Cuando comienza a surgir la distancia en la vida familiar, debido a la carga de trabajo, puede venir la renuncia, es decir, la persona opta por poner un límite a su vida laboral para enfocarse a otras áreas, como la atención de los hijos o el hogar. Es un camino por el que suelen optar las mujeres, indica Julieta González. 

Para detectar cómo llegar a un mejor equilibrio sin una renuncia abrupta, la opción inicial puede ser crear o revisar el plan de vida y establecer qué actividades se quiere priorizar, por qué y en qué porcentaje, apunta Sandra Jeaneth. "Hay que preguntarse: quiero una vida en pareja o liderar un grupo de 500 personas, y si escojo esto último cómo crear un esquema para no vivir un desequilibrio personal", menciona la coach y especialista en alta dirección. 
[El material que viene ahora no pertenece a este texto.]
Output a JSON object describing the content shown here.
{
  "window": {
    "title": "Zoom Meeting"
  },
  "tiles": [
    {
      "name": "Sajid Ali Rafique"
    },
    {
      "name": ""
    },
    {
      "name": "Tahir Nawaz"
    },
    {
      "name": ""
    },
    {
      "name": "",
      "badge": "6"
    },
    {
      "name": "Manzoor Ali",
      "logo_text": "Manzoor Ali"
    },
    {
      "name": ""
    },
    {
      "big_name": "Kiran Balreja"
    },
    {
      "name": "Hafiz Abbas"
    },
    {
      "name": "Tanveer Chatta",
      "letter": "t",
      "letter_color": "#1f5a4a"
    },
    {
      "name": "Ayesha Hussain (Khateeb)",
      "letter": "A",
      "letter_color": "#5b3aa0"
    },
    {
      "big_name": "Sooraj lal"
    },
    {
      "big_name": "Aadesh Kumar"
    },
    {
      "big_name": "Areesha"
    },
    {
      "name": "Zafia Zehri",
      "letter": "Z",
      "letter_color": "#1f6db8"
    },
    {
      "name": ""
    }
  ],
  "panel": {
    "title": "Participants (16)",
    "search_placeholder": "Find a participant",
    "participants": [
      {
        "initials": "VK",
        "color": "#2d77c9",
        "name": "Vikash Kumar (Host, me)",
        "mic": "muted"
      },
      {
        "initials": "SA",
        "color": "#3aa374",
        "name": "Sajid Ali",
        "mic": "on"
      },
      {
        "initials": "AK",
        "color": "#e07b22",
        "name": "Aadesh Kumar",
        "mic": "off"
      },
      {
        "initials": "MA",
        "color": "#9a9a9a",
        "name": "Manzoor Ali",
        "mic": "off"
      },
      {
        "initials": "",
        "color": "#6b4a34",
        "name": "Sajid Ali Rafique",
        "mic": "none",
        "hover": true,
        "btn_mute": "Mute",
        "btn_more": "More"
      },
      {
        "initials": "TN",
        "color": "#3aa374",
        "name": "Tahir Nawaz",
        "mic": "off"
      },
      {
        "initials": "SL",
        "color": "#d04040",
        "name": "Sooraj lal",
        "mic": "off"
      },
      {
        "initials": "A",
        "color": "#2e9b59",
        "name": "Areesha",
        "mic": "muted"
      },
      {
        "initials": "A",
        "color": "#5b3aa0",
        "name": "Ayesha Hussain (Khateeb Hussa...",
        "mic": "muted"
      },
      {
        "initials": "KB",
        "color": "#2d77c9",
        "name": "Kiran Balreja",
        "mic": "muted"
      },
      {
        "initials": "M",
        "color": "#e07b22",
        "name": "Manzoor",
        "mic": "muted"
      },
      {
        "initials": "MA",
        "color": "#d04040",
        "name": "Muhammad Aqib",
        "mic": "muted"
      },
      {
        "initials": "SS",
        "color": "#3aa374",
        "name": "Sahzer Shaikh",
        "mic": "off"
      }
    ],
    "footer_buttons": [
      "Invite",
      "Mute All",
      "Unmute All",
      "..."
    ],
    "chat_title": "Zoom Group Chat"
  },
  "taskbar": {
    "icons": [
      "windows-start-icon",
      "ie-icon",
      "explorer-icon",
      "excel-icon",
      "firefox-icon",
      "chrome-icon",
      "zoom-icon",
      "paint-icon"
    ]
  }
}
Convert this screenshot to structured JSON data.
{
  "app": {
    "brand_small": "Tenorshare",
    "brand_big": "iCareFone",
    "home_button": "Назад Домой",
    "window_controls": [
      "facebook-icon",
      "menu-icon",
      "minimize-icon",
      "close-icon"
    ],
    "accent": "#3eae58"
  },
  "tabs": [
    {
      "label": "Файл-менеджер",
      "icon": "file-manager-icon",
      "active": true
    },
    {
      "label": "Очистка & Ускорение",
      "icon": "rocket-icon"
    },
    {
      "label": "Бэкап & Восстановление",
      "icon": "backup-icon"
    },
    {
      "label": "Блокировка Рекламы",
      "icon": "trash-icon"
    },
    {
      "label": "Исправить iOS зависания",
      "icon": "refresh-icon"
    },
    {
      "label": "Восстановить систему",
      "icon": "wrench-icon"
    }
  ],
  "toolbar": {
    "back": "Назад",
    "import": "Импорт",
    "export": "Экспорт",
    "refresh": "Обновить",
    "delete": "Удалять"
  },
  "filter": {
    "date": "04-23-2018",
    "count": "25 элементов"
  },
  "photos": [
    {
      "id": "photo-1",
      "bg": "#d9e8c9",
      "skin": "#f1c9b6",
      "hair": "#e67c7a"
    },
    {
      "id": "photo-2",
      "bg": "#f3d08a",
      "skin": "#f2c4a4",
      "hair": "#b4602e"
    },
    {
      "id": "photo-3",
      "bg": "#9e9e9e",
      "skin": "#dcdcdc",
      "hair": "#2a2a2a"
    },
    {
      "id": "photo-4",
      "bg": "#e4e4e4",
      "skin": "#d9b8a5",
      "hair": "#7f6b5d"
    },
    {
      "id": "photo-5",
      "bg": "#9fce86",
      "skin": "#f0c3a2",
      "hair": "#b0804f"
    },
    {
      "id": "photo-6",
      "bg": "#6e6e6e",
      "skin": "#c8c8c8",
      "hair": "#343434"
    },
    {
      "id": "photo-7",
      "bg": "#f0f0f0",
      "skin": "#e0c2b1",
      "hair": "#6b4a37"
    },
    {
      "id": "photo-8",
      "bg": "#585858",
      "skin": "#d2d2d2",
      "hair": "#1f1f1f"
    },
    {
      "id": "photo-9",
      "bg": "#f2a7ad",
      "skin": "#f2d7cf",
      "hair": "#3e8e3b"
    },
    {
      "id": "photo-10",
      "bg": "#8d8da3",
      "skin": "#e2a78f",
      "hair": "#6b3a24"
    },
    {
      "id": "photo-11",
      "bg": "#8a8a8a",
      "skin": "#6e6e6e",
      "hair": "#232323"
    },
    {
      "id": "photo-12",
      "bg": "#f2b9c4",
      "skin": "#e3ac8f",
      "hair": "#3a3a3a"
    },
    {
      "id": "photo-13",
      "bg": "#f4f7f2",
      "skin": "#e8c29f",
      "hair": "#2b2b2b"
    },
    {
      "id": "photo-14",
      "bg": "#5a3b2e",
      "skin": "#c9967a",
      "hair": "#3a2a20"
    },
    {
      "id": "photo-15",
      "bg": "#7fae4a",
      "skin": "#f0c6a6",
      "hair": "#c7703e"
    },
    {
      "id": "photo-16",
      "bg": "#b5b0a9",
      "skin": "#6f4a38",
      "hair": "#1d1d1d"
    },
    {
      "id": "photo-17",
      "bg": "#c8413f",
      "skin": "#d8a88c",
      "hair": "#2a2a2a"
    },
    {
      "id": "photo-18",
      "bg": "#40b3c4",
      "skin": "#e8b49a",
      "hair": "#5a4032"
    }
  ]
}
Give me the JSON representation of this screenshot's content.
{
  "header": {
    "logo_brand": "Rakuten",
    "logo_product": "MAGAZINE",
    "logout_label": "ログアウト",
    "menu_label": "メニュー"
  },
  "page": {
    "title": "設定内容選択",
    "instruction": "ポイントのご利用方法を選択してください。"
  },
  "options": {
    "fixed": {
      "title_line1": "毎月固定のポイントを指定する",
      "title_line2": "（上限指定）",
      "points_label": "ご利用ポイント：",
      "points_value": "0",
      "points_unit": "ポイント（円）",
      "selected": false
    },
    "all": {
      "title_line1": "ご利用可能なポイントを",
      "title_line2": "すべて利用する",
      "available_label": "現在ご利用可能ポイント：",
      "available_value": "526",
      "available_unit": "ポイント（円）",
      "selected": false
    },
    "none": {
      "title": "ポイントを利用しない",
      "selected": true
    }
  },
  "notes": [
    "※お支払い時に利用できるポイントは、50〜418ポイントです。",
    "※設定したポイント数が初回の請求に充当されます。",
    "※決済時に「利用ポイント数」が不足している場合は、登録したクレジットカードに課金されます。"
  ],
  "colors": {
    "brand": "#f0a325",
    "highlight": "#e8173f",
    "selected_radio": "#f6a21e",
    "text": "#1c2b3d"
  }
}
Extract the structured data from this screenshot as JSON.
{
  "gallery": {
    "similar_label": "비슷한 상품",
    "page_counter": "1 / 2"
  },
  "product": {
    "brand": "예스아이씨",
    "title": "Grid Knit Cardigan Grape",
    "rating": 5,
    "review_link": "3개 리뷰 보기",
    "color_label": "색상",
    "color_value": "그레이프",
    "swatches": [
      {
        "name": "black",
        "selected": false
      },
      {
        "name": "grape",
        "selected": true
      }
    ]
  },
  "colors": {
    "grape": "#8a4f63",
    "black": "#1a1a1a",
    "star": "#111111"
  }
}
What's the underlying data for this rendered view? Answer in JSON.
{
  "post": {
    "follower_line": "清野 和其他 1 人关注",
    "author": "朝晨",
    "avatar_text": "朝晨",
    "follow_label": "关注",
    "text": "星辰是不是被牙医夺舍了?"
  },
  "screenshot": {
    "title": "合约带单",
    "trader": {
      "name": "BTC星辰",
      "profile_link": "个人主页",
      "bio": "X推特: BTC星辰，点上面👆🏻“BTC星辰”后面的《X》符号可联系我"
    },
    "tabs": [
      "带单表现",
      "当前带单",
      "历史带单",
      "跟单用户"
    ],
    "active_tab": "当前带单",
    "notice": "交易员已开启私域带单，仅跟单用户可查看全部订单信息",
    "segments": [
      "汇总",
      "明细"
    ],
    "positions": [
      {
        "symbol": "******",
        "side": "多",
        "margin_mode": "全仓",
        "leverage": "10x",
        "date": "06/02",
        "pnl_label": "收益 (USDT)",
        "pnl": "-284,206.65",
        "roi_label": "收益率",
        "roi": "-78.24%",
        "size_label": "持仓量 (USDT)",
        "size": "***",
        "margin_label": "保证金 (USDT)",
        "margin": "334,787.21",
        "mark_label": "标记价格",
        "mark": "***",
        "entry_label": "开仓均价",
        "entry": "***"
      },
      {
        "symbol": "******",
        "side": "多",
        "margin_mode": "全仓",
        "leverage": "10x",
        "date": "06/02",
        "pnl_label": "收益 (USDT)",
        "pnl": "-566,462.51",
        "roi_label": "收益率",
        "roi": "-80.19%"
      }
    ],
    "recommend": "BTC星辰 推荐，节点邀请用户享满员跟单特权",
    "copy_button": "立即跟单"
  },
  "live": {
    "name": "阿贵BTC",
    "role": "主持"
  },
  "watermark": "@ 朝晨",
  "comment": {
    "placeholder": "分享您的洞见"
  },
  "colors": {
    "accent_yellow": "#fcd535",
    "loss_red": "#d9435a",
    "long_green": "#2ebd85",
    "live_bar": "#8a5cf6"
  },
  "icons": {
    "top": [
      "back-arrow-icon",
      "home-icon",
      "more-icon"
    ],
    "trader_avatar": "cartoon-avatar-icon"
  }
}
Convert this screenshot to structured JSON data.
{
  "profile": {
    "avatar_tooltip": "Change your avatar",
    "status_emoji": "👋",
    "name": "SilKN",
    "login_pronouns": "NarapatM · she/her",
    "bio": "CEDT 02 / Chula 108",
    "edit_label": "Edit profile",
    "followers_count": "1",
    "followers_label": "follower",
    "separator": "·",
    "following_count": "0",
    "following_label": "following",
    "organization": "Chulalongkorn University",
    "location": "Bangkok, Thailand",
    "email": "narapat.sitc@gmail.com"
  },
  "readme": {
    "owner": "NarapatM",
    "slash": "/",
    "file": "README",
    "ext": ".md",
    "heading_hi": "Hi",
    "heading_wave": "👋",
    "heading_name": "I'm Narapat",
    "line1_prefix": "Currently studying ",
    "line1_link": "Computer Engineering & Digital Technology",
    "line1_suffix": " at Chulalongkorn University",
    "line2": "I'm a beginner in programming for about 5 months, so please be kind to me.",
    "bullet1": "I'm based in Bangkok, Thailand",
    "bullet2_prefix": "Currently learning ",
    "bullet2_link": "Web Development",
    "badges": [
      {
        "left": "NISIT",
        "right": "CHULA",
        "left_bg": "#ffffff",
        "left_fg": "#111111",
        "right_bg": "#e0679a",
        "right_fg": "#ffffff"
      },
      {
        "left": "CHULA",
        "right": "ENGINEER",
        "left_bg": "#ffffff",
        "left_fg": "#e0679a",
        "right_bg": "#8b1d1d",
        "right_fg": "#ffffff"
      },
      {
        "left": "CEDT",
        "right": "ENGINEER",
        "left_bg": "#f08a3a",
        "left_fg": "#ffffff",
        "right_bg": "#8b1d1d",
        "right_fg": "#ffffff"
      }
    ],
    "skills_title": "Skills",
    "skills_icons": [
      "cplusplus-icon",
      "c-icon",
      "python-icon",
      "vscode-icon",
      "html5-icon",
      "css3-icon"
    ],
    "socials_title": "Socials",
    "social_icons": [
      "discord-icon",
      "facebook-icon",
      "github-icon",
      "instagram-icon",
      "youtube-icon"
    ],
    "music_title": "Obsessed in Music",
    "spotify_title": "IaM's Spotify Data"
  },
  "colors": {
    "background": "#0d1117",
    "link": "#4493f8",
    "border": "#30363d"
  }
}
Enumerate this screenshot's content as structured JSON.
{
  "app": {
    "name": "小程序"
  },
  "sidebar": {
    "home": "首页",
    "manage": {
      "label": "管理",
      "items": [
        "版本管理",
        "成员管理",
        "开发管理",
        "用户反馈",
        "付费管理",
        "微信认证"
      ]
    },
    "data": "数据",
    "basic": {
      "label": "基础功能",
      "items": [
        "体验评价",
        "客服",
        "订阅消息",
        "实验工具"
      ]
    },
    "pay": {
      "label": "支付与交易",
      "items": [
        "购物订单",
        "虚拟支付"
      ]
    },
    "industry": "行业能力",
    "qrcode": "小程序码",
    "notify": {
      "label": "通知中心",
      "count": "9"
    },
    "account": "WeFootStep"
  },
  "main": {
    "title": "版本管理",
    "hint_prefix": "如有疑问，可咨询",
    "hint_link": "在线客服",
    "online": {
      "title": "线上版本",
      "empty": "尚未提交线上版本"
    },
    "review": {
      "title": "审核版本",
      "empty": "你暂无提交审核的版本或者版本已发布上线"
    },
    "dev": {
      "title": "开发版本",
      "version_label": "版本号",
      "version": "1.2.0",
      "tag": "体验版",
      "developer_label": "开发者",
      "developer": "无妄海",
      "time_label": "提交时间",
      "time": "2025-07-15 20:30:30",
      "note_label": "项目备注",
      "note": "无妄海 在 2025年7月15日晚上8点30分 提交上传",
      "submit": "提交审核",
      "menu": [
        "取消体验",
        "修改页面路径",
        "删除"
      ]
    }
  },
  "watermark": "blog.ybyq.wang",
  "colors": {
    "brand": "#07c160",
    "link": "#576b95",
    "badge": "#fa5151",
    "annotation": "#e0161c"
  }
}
Estar largas jornadas en la oficina no significa ser más productivo, sino que estás dejando de cubrir otros aspectos, agrega. A nivel de pareja, dedicar el máximo esfuerzo a una sola área, como el trabajo, da lugar a diversas situaciones, entre ellas: 

- Distanciamiento. La persona opta por realizar sus actividades sin considerar acciones en común con la pareja, o sacrifica continuamente esos espacios a cambio de cubrir un pendiente laboral.

- Escasa comunicación. Los silencios se vuelven un tema común en la pareja. Una de las partes opta por no externar sus sentimientos a la pareja y realiza esta actividad fuera de casa, con amigos o familiares. 

Además, comenta Sandra Jeaneth, la relación cambia en el ámbito íntimo y cuando se tiene un rato de convivencia, la forma de comunicación que predomina es discusión o interrumpir a la pareja.

Julieta González refiere que las empresas deben fomentar alternativas para que el empleado compagine sus necesidades personales con lo laboral. Aunque las organizaciones tendrían que promover entre sus equipos otro tipo de actividades extra curriculares, mientras esa cultura se adopta, el colaborador es quien debe fijar pautas de trabajo con mayor equilibrio, y eso implicará- seguramente- entrenarse en negociar con la cultura corporativa del lugar.